La testimonianza di un detenuto minorenne arrestato e picchiato dai soldati israeliani

Ramallah-InfoPal. Il centro al-Ahrar per gli studi sui detenuti e i diritti umani ha raccolto la testimonianza dell’adolescente palestinese Saddam al-Ja’abari, 14 anni, arrestato nei pressi della moschea di Ibrahim, a Hebron, il 7 dicembre scorso, e rilasciato su cauzione dopo cinque giorni, nei quali è stato sottoposto a trattamenti crudeli. 

Raccontando le circostanze del suo arresto, al-Ja’abari ha dichiarato: ”Mi ero recato nella moschea di Ibrahim, dove vado di tanto in tanto, e mi ero seduto senza rendermi conto della presenza di un coltello accanto a me, che in realtà non era mio, quando un soldato israeliano l’ha notato pensando che fosse mio. Allora, è cominciato un duro interrogatorio, nel quale lui ha cercato di ottenere la mia confessione, con la forza e le percosse. 

“Altri due soldati hanno raggiunto il loro collega, e hanno iniziato picchiarmi, urlando e minacciando di arrestarmi, poi mi hanno ammanettato, bendato gli occhi e caricato su un veicolo militare, mentre continuavano a menarmi, il tutto senza che i miei sapessero dell’accaduto.

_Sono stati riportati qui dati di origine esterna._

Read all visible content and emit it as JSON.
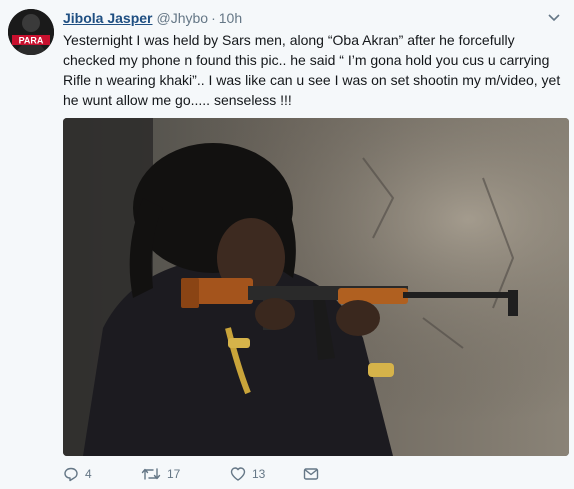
{
  "tweet": {
    "author_name": "Jibola Jasper",
    "handle": "@Jhybo",
    "separator": "·",
    "time": "10h",
    "text": "Yesternight I was held by Sars men, along “Oba Akran” after he forcefully checked my phone n found this pic.. he said “ I’m gona hold you cus u carrying Rifle  n wearing khaki”.. I was like can u see I was on set shootin my m/video, yet he wunt allow me go..... senseless !!!",
    "avatar_text": "PARA"
  },
  "actions": {
    "reply_count": "4",
    "retweet_count": "17",
    "like_count": "13"
  },
  "icons": {
    "caret": "chevron-down-icon",
    "reply": "reply-icon",
    "retweet": "retweet-icon",
    "like": "heart-icon",
    "dm": "envelope-icon"
  },
  "colors": {
    "name": "#1f4f82",
    "secondary": "#657786",
    "background": "#f5f8fa"
  }
}
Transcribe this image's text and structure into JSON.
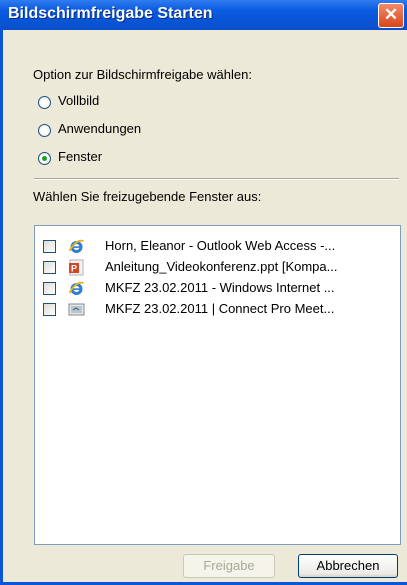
{
  "window": {
    "title": "Bildschirmfreigabe Starten"
  },
  "options": {
    "heading": "Option zur Bildschirmfreigabe wählen:",
    "items": [
      {
        "label": "Vollbild",
        "checked": false
      },
      {
        "label": "Anwendungen",
        "checked": false
      },
      {
        "label": "Fenster",
        "checked": true
      }
    ]
  },
  "windows_list": {
    "heading": "Wählen Sie freizugebende Fenster aus:",
    "items": [
      {
        "label": "Horn, Eleanor - Outlook Web Access -...",
        "icon": "internet-explorer-icon",
        "checked": false
      },
      {
        "label": "Anleitung_Videokonferenz.ppt [Kompa...",
        "icon": "powerpoint-icon",
        "checked": false
      },
      {
        "label": "MKFZ 23.02.2011 - Windows Internet ...",
        "icon": "internet-explorer-icon",
        "checked": false
      },
      {
        "label": "MKFZ 23.02.2011 | Connect Pro Meet...",
        "icon": "connect-pro-icon",
        "checked": false
      }
    ]
  },
  "buttons": {
    "share": "Freigabe",
    "cancel": "Abbrechen"
  },
  "colors": {
    "titlebar": "#0a5ae0",
    "close": "#d8461a",
    "dialog_bg": "#ece9d8"
  }
}
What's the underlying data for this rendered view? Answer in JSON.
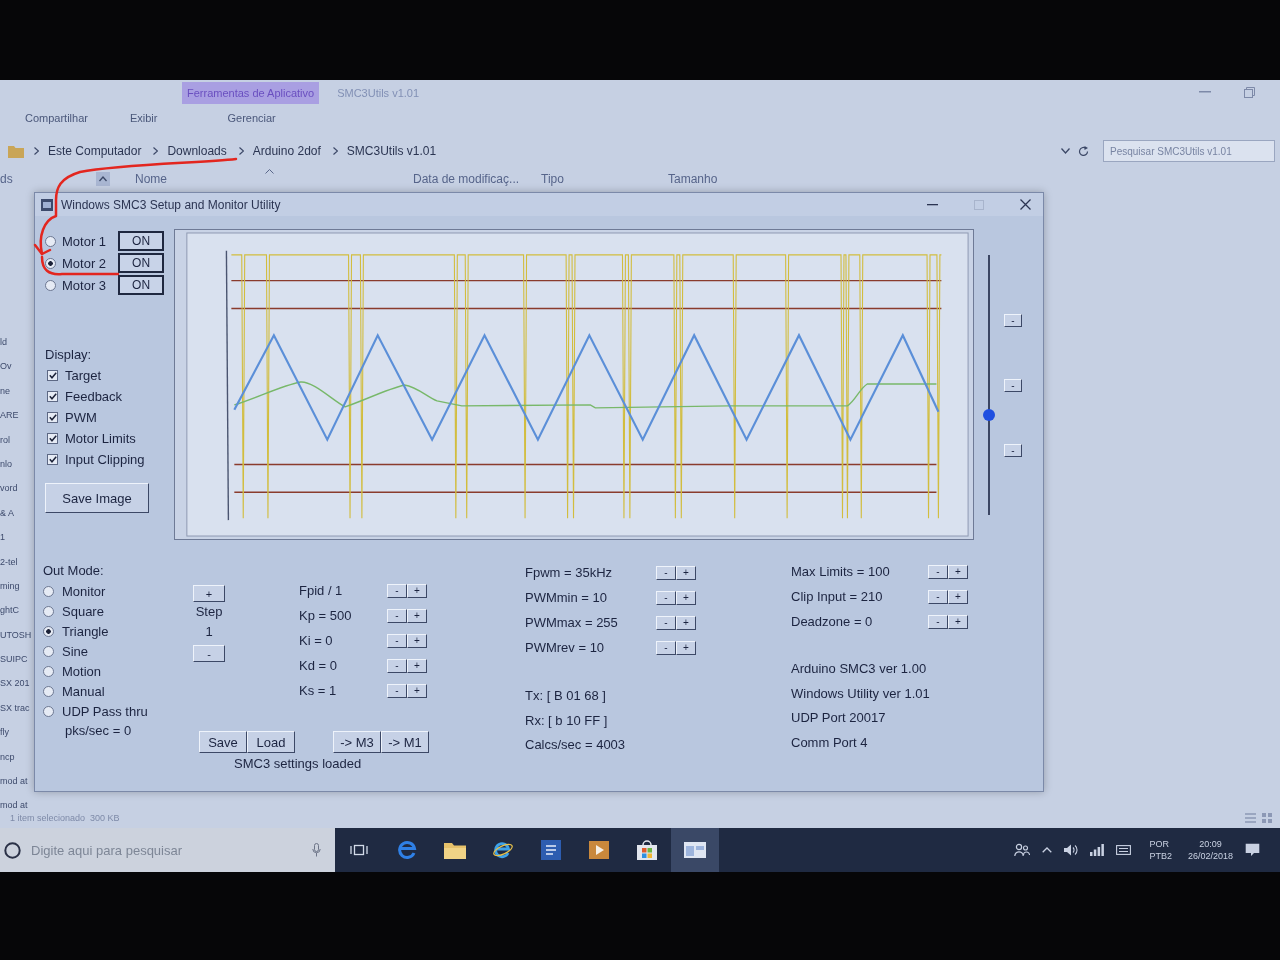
{
  "explorer": {
    "context_tab": "Ferramentas de Aplicativo",
    "title": "SMC3Utils v1.01",
    "ribbon_tabs": [
      "Compartilhar",
      "Exibir",
      "Gerenciar"
    ],
    "breadcrumb": [
      "Este Computador",
      "Downloads",
      "Arduino 2dof",
      "SMC3Utils v1.01"
    ],
    "search": {
      "placeholder": "Pesquisar SMC3Utils v1.01"
    },
    "nav_header": "ds",
    "columns": [
      "Nome",
      "Data de modificaç...",
      "Tipo",
      "Tamanho"
    ],
    "nav_items": [
      "ld",
      "Ov",
      "ne",
      "ARE",
      "rol",
      "nlo",
      "vord",
      "& A",
      "1",
      "2-tel",
      "ming",
      "ghtC",
      "UTOSH",
      "SUIPC",
      "SX 201",
      "SX trac",
      "fly",
      "ncp",
      "mod at",
      "mod at"
    ],
    "status": "1 item selecionado  300 KB"
  },
  "window": {
    "title": "Windows SMC3 Setup and Monitor Utility",
    "motors": [
      {
        "label": "Motor 1",
        "selected": false,
        "button": "ON"
      },
      {
        "label": "Motor 2",
        "selected": true,
        "button": "ON"
      },
      {
        "label": "Motor 3",
        "selected": false,
        "button": "ON"
      }
    ],
    "display": {
      "heading": "Display:",
      "options": [
        {
          "label": "Target",
          "checked": true
        },
        {
          "label": "Feedback",
          "checked": true
        },
        {
          "label": "PWM",
          "checked": true
        },
        {
          "label": "Motor Limits",
          "checked": true
        },
        {
          "label": "Input Clipping",
          "checked": true
        }
      ]
    },
    "save_image": "Save Image",
    "slider": {
      "level": 0.38
    },
    "side_buttons": [
      "-",
      "-",
      "-"
    ],
    "out_mode": {
      "heading": "Out Mode:",
      "options": [
        {
          "label": "Monitor",
          "selected": false
        },
        {
          "label": "Square",
          "selected": false
        },
        {
          "label": "Triangle",
          "selected": true
        },
        {
          "label": "Sine",
          "selected": false
        },
        {
          "label": "Motion",
          "selected": false
        },
        {
          "label": "Manual",
          "selected": false
        },
        {
          "label": "UDP Pass thru",
          "selected": false
        }
      ],
      "rate": "pks/sec = 0"
    },
    "step": {
      "increase": "+",
      "label": "Step",
      "value": "1",
      "decrease": "-"
    },
    "pid": [
      {
        "label": "Fpid / 1",
        "decrease": "-",
        "increase": "+"
      },
      {
        "label": "Kp = 500",
        "decrease": "-",
        "increase": "+"
      },
      {
        "label": "Ki = 0",
        "decrease": "-",
        "increase": "+"
      },
      {
        "label": "Kd = 0",
        "decrease": "-",
        "increase": "+"
      },
      {
        "label": "Ks = 1",
        "decrease": "-",
        "increase": "+"
      }
    ],
    "file_buttons": [
      "Save",
      "Load"
    ],
    "copy_buttons": [
      "-> M3",
      "-> M1"
    ],
    "settings_status": "SMC3 settings loaded",
    "pwm": [
      {
        "label": "Fpwm = 35kHz",
        "decrease": "-",
        "increase": "+"
      },
      {
        "label": "PWMmin = 10",
        "decrease": "-",
        "increase": "+"
      },
      {
        "label": "PWMmax = 255",
        "decrease": "-",
        "increase": "+"
      },
      {
        "label": "PWMrev = 10",
        "decrease": "-",
        "increase": "+"
      }
    ],
    "comms": [
      "Tx: [ B 01 68 ]",
      "Rx: [ b 10 FF ]",
      "Calcs/sec = 4003"
    ],
    "limits": [
      {
        "label": "Max Limits = 100",
        "decrease": "-",
        "increase": "+"
      },
      {
        "label": "Clip Input = 210",
        "decrease": "-",
        "increase": "+"
      },
      {
        "label": "Deadzone = 0",
        "decrease": "-",
        "increase": "+"
      }
    ],
    "info": [
      "Arduino SMC3 ver 1.00",
      "Windows Utility ver 1.01",
      "UDP Port 20017",
      "Comm Port 4"
    ]
  },
  "taskbar": {
    "search": {
      "placeholder": "Digite aqui para pesquisar"
    },
    "apps": [
      {
        "kind": "task-view",
        "selected": false
      },
      {
        "kind": "edge",
        "selected": false
      },
      {
        "kind": "explorer",
        "selected": false
      },
      {
        "kind": "ie",
        "selected": false
      },
      {
        "kind": "word",
        "selected": false
      },
      {
        "kind": "media",
        "selected": false
      },
      {
        "kind": "store",
        "selected": false
      },
      {
        "kind": "app",
        "selected": true
      }
    ],
    "language": [
      "POR",
      "PTB2"
    ],
    "time": "20:09",
    "date": "26/02/2018"
  }
}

”Mi hanno portato all’insediamento di Kiryat Arba, vicino a Hebron, dove sono stato interrogato e picchiato duramente, poi sono stato lasciato, legato e con gli occhi bendati, dalle otto di sera fino all’una del mattino, senza mangiare né bere”. 

Il giorno successivo, racconta al-Ja’abari, “mi hanno caricato di nuovo su un veicolo militare, dicendomi che mi avrebbero portato ad Etzion; arrivati lì, mi hanno rinchiuso in cella per tutto il giorno, e da mangiare mi hanno dato un po’ di pane raffermo, farcito con poco formaggio. 

”Non sapevo che ore fossero, ma aspettavo con ansia che tutto finisse, quei momenti vissuti nella cella sono stati i più difficili della mia vita. E dopo un po’ di tempo, che mi è sembrato lunghissimo, un soldato mi ha legato le mani e bendato gli occhi ancora, e mi ha detto che sarei stati trasferito a ‘Ofer, e processato. In tribunale hanno cercato di costringermi ad ammettere che il coltello era mio, ma io ho rifiutato, e le seduta è stata rinviata”. 

Saddam al-Ja’abari ha rivelato di essere stato in cella con altri detenuti: “Erano tutti giovanissimi, ma io ero il più più piccolo, e sono rimasto sconvolto dal dolore che ho visto, alcuni erano malati, altri non ricevevano le visite dei genitori e altri non potevano nemmeno ricevere il denaro inviato dalle proprie famiglie. Ho visto casi molto drammatici, a tal punto che le mie condizioni sembravano le più sopportabili”. 

L’ultimo processo nei confronti di al-Ja’abari si è svolto il 12 dicembre scorso: la Corte ha decretato il suo rilascio, ed egli ha potuto riabbracciare la propria famiglia e tornare alla sua vita di tutti i giorni, lasciandosi dietro migliaia di storie e testimonianze di detenuti, soprattutto minorenni, che soffrono nelle carceri israeliane.